Leave it to Washington to make a federal project out of something that can be safely and easily thrown in the trash or handled in other ways.
At issue are billions of unused, no longer medically needed prescription opioid pills, which remain susceptible to misuse.
More than 1 million Americans have died of a drug overdose since 1999, including 80,411 from opioids alone in 2021. The over-availability of opioids has been integral to this crisis.
When a patient no longer needs prescribed opioids for severe pain relief, the unused pills are a lurking danger that can lead to drug abuse by the patient or, worse, children and others in the home.
To help save lives and prevent addictions, it is crucial to destroy and dispose of unused, no-longer-needed opioids immediately.
Fortunately, in the last five years, numerous programs have facilitated this.
Many government agencies offer clear and simple instructions so that opioids can easily be turned into junk at home by combining them with kitty litter, coffee grinds and other unpalatable pollutants and then thrown into the trash. Opioids, though, should not be crushed.

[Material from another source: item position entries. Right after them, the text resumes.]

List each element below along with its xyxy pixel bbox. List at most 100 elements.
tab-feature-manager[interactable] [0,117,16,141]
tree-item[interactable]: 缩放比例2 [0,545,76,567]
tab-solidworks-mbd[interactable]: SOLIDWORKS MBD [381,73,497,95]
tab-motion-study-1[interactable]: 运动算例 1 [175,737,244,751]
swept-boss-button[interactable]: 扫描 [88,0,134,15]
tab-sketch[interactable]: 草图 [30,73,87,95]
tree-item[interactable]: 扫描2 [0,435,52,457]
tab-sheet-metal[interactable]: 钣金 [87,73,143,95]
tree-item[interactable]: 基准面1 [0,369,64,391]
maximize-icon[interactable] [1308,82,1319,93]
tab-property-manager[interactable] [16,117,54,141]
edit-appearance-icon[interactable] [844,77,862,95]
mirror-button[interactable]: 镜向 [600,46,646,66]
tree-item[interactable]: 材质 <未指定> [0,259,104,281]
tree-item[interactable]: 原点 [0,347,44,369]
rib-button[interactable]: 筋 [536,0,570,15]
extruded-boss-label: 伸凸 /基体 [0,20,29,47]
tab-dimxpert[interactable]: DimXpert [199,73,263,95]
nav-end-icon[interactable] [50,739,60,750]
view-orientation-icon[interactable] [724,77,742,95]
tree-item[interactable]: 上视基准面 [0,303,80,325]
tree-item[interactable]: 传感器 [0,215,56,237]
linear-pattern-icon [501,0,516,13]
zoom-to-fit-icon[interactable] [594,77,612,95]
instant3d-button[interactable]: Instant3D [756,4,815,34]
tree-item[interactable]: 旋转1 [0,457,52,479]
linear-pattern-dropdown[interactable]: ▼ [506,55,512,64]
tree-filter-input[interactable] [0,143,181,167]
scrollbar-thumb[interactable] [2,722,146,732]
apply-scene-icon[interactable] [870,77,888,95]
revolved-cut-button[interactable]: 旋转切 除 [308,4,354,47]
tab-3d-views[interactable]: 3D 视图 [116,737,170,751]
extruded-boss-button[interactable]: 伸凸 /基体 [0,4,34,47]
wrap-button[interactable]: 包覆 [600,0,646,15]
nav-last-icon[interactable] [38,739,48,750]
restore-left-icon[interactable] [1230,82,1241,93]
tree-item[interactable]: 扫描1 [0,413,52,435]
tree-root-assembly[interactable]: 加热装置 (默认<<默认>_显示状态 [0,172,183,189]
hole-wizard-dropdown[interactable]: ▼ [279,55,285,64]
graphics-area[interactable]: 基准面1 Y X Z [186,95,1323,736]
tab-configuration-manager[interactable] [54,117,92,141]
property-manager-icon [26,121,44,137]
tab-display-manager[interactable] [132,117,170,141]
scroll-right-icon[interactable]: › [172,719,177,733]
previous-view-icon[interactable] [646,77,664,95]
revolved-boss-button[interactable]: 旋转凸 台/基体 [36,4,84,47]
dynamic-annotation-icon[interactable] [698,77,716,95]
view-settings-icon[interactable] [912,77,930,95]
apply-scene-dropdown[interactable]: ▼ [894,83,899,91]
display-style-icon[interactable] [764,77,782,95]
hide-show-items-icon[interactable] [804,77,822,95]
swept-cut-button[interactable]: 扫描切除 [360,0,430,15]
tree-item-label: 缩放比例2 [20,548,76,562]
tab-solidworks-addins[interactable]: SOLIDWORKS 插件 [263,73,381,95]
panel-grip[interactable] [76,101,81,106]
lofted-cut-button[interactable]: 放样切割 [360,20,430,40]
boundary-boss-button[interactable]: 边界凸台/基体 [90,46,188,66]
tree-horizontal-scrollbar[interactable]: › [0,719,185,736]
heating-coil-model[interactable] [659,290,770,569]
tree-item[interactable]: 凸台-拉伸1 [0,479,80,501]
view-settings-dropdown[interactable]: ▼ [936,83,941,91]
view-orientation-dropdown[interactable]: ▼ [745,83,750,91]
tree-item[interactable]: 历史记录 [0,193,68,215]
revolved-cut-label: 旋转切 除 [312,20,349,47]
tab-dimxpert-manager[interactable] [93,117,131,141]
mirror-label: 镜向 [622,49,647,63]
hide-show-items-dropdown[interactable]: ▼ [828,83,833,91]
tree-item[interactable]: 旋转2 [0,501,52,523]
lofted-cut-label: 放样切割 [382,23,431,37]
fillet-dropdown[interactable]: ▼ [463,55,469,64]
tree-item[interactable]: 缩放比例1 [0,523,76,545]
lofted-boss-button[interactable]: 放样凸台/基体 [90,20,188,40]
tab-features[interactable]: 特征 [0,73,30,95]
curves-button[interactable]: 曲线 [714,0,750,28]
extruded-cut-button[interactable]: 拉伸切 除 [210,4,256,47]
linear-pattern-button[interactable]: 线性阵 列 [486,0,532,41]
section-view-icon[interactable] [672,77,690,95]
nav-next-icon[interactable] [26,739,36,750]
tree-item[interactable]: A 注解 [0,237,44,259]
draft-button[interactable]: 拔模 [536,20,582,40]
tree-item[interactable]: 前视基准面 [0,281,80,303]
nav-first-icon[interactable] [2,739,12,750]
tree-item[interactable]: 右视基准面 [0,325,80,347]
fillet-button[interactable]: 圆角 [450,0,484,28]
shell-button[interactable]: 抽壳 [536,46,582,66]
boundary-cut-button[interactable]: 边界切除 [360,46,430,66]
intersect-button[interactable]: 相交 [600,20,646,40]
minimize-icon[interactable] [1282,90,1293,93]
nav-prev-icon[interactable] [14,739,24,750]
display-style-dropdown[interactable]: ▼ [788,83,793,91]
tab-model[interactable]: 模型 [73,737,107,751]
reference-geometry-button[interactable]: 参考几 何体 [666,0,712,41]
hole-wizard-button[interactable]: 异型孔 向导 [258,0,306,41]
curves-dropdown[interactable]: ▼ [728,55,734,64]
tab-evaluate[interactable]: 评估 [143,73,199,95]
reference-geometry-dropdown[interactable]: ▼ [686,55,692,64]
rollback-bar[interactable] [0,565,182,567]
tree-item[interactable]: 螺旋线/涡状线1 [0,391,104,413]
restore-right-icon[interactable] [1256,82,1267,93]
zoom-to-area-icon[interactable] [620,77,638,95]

According to the Centers for Disease Control and Prevention, there were 142 million prescriptions for opioids dispensed in 2020. On September 12, during a court trial, the Associated Press reported that the Drug and Enforcement Administration disclosed “that in 2019, 8.8 billion dosage units — pills, patches and lollipops — were shipped for 12 common opioids.”
Even today, there are a lot of excess pills prescribed. On June 26, after an assessment of numerous studies, the Food and Drug Administration said “most studies reported that 50 to 70 percent of tablets went unused.”
Yet, federal health officials, particularly the FDA, have squandered mainly an opportunity to aggressively promote a public health campaign about the continued dangers of unused opioids and the many ways to get rid of them safely and quickly. Fortunately, communities and others picked up the slack.
The FDA has also become primarily focused on a new way to dispose of these narcotics: through the U.S. mail. Yes, the U.S. mail, the theft of which is today at unprecedented heights.
Since April 2022, the FDA has been fielding comments and developing a program by which the U.S. Postal Service is envisioned to be widely used for patients to mail unused opioids back to drug manufacturers. This would be the case even though many of the same pharmacies providing a pre-paid envelope also have take-back programs.
The FDA’s strong emphasis on promoting a mail-back program since 2022, which it aims to start in 2024, may already have the unintended consequence of cannibalizing other successful disposal efforts and stymying their growth.
Fourteen attorneys general expressed strong concerns about this in a June 21 letter to the FDA.
“It is critical the FDA reconsider its unproven one-size-fits-all mail-back proposal and instead choose to promote and educate Americans on all available in-home disposal options,” they said.
The other concerns raised were “the insecurity of mailboxes and inconvenience for many rural Americans. A critical component of providing any in-home disposal option is providing a solution that will immediately rid the home of the medication in question.”
Against this backdrop, there appears to be hopeful news: significantly more Americans are responsibly disposing of unused opioids now than five years ago when such programs started.
In 2022, a study in the medical journal Cureus found that 94 percent of patients receiving opioid prescriptions reported having leftover, unused opioids. Sixty-nine percent claimed to dispose of their prescription opioids, while 31 percent did not.
Whatever course the FDA decides, communities, state governments, pharmacies and others should continue and accelerate their take-back and public education destruction programs.
And if you have unused opioids at home, plan to get rid of them — within the next 24 hours.